Another thing that comes to mind is some sort of parasite infestation or fungal infection. Parasites can be introduced on a simple outing like a walk, so your dog doesn't necessarily have to do anything out of the ordinary to be affected. Parasites alone can cause hair loss, irritation, peeling, infection, itching, and other types of irritation, but some of these symptoms also occur due to the dog himself - the licking, again.
So that's one possibility. If this is the case, he'll need two doses of a parasite medication, ten days apart, and depending on how bad his skin is looking, he may need antibiotics as well. If a fungal infection, like a yeast infection, is to blame, this too will require medications from the vet. So that's something else your vet will need to investigate.
In your dog's case, I would recommend a trip to the vet for an exam. In the meantime, he'll need to be washed twice daily to help heal the area.
Wash the affected area twice a day. Use some antibacterial soap - like Dial - and wash the whole area to help kill bacteria. Rinse very very well and dry him off. Then, get some Betadine (a liquid found in the first aid section of the drug store) and put some on a cotton ball and apply it generously to any areas of broken skin. Then, dab a tiny bit of antibiotic ointment on any crusty areas or area of broken skin. You'll need to disinfect with betadine and apply the ointment twice daily until you can see the vet - which I would recommend ASAP. The cleanings will help limit infection.
Also, if he's itchy, try some hydrocortisone spray (or cream if the itchy area is mostly hairless), found in pet stores. This will help with the itching, and it should help the situation from getting worse in terms of breaking open the skin due to scratching or licking. This should help, but be sure to apply the cream or spray before the antibiotic ointment.
Also, photograph the area once a day. This will help you track the progress. Once we begin cleaning the area, and limit the access with a lampshade collar, it should start to improve.
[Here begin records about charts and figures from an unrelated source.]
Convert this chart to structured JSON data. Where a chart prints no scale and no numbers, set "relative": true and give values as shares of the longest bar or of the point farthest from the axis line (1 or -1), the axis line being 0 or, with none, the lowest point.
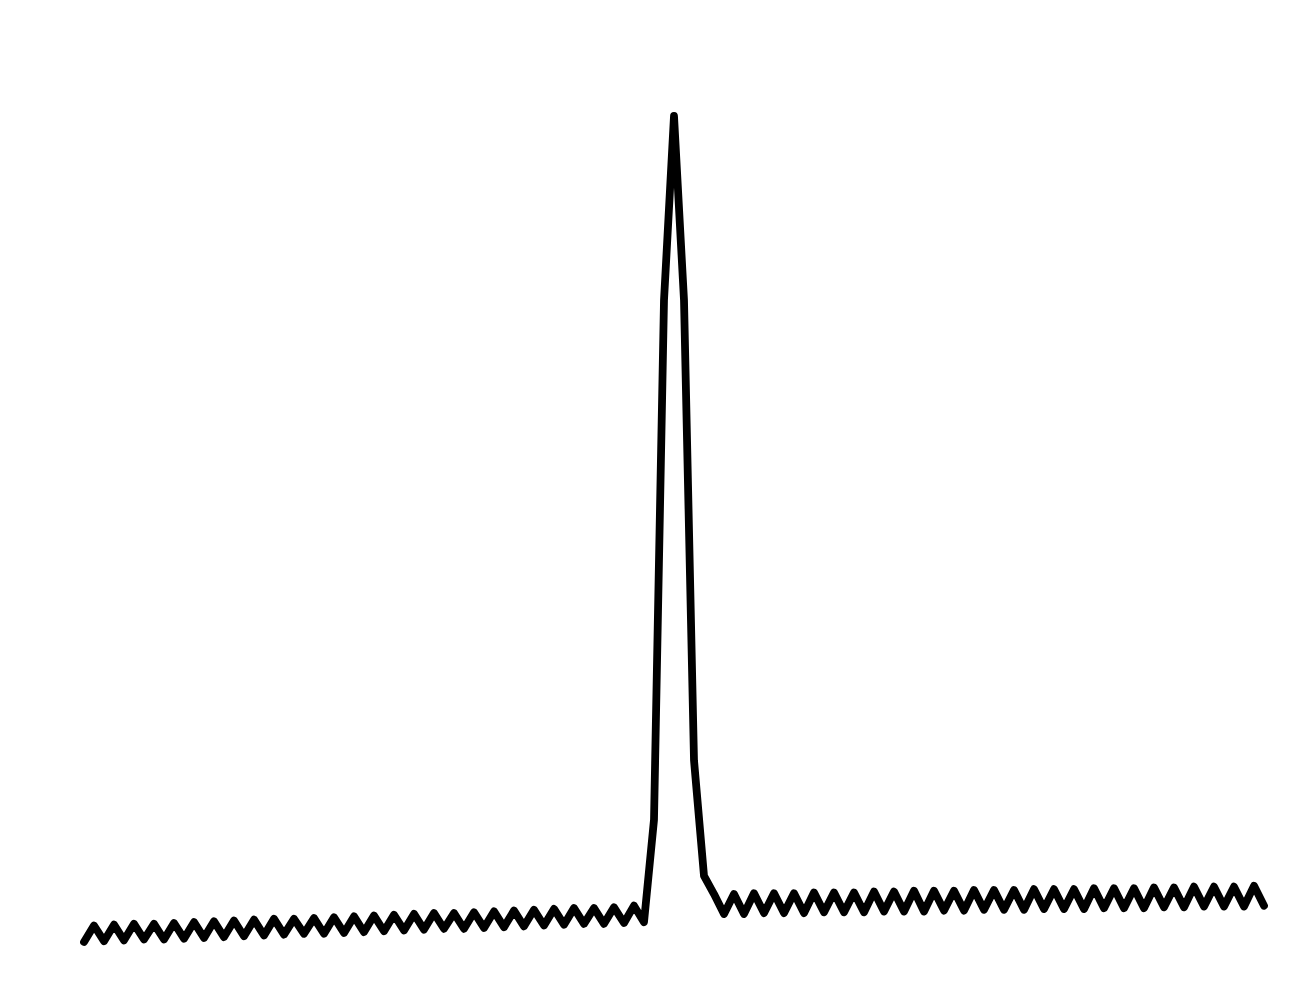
{
  "chart_data": {
    "type": "line",
    "relative": true,
    "marker": "none",
    "line_style": "solid",
    "categories": [
      null,
      null,
      null,
      null,
      null,
      null,
      null,
      null,
      null,
      null,
      null,
      null,
      null,
      null,
      null,
      null,
      null,
      null,
      null,
      null,
      null,
      null,
      null,
      null,
      null,
      null,
      null,
      null,
      null,
      null,
      null,
      null,
      null,
      null,
      null,
      null,
      null,
      null,
      null,
      null,
      null,
      null,
      null,
      null,
      null,
      null,
      null,
      null,
      null,
      null,
      null,
      null,
      null,
      null,
      null,
      null,
      null,
      null,
      null,
      null,
      null,
      null,
      null,
      null,
      null,
      null,
      null,
      null,
      null,
      null,
      null,
      null,
      null,
      null,
      null,
      null,
      null,
      null,
      null,
      null,
      null,
      null,
      null,
      null,
      null,
      null,
      null,
      null,
      null,
      null,
      null,
      null,
      null,
      null,
      null,
      null,
      null,
      null,
      null,
      null,
      null,
      null,
      null,
      null,
      null,
      null,
      null,
      null,
      null,
      null,
      null,
      null,
      null,
      null,
      null,
      null,
      null,
      null,
      null
    ],
    "series": [
      {
        "color": "#000000",
        "values": [
          0,
          0.02,
          0.001,
          0.021,
          0.002,
          0.022,
          0.003,
          0.022,
          0.003,
          0.023,
          0.004,
          0.024,
          0.005,
          0.025,
          0.006,
          0.026,
          0.007,
          0.027,
          0.008,
          0.028,
          0.009,
          0.028,
          0.01,
          0.029,
          0.01,
          0.03,
          0.011,
          0.031,
          0.012,
          0.032,
          0.013,
          0.033,
          0.014,
          0.034,
          0.015,
          0.035,
          0.016,
          0.035,
          0.016,
          0.036,
          0.017,
          0.037,
          0.018,
          0.038,
          0.019,
          0.039,
          0.02,
          0.04,
          0.021,
          0.041,
          0.022,
          0.041,
          0.022,
          0.042,
          0.023,
          0.044,
          0.024,
          0.148,
          0.777,
          1,
          0.777,
          0.22,
          0.08,
          0.058,
          0.034,
          0.058,
          0.034,
          0.059,
          0.035,
          0.059,
          0.035,
          0.059,
          0.035,
          0.06,
          0.036,
          0.06,
          0.036,
          0.06,
          0.036,
          0.061,
          0.037,
          0.061,
          0.037,
          0.062,
          0.037,
          0.062,
          0.038,
          0.062,
          0.038,
          0.063,
          0.039,
          0.063,
          0.039,
          0.063,
          0.039,
          0.064,
          0.04,
          0.064,
          0.04,
          0.064,
          0.04,
          0.065,
          0.041,
          0.065,
          0.041,
          0.065,
          0.041,
          0.066,
          0.042,
          0.066,
          0.042,
          0.067,
          0.043,
          0.067,
          0.043,
          0.067,
          0.043,
          0.068,
          0.044
        ]
      }
    ]
  }
}
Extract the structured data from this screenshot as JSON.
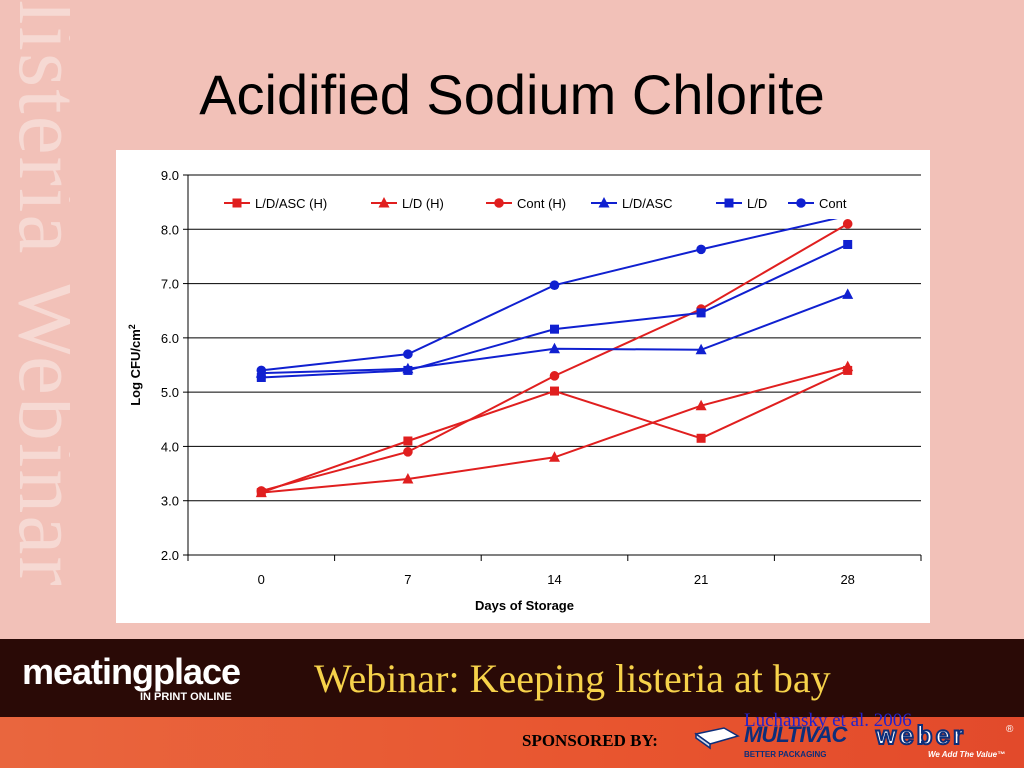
{
  "slide": {
    "title": "Acidified Sodium Chlorite",
    "watermark": "listeria Webinar",
    "citation": "Luchansky et al. 2006"
  },
  "footer": {
    "brand": "meatingplace",
    "brand_sub": "IN PRINT ONLINE",
    "webinar_title": "Webinar: Keeping listeria at bay",
    "sponsored_label": "SPONSORED BY:",
    "sponsor1": "MULTIVAC",
    "sponsor1_tagline": "BETTER PACKAGING",
    "sponsor2": "weber",
    "sponsor2_tagline": "We Add The Value™",
    "registered_mark": "®"
  },
  "colors": {
    "background": "#f2c1b8",
    "red_series": "#e01f1f",
    "blue_series": "#1020d0",
    "footer_dark": "#2a0a06",
    "webinar_text": "#f6d24a"
  },
  "chart_data": {
    "type": "line",
    "xlabel": "Days of Storage",
    "ylabel": "Log CFU/cm",
    "ylabel_sup": "2",
    "categories": [
      "0",
      "7",
      "14",
      "21",
      "28"
    ],
    "ylim": [
      2.0,
      9.0
    ],
    "yticks": [
      "2.0",
      "3.0",
      "4.0",
      "5.0",
      "6.0",
      "7.0",
      "8.0",
      "9.0"
    ],
    "grid": "horizontal",
    "legend_position": "top",
    "series": [
      {
        "name": "L/D/ASC (H)",
        "color": "#e01f1f",
        "marker": "square",
        "values": [
          3.15,
          4.1,
          5.02,
          4.15,
          5.4
        ]
      },
      {
        "name": "L/D (H)",
        "color": "#e01f1f",
        "marker": "triangle",
        "values": [
          3.15,
          3.4,
          3.8,
          4.75,
          5.47
        ]
      },
      {
        "name": "Cont (H)",
        "color": "#e01f1f",
        "marker": "circle",
        "values": [
          3.18,
          3.9,
          5.3,
          6.53,
          8.1
        ]
      },
      {
        "name": "L/D/ASC",
        "color": "#1020d0",
        "marker": "triangle",
        "values": [
          5.35,
          5.43,
          5.8,
          5.78,
          6.8
        ]
      },
      {
        "name": "L/D",
        "color": "#1020d0",
        "marker": "square",
        "values": [
          5.27,
          5.4,
          6.16,
          6.46,
          7.72
        ]
      },
      {
        "name": "Cont",
        "color": "#1020d0",
        "marker": "circle",
        "values": [
          5.4,
          5.7,
          6.97,
          7.63,
          8.25
        ]
      }
    ]
  }
}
If it doesn't, then that's a sign that a return trip to the vet is required.
Here's a couple of articles you may find helpful:
Let me know if you have any additional questions. And I hope your little friend is feeling better soon!

Customer: replied 9 years ago.

The dog has not been licking or paying attention to this area at all. I have been doing the Dermaone as I notice this condition.

Expert:  Mia Carter replied 9 years ago.

Hello there.

Your dog does not need to be licking or paying the area for any of these scenarios to be the case. Is it common in some instances? Yes. Necessary for a fungal infection, parasite infestation, trauma, or infection to be present? No.

The vet is absolutely the best option, as I mentioned, as we have no way to determine conclusively what this is at home and therefore we cannot treat it. The best you can do is keep the area clean as I instructed to help prevent secondary infection and irritation.

I hope your dog is feeling better soon.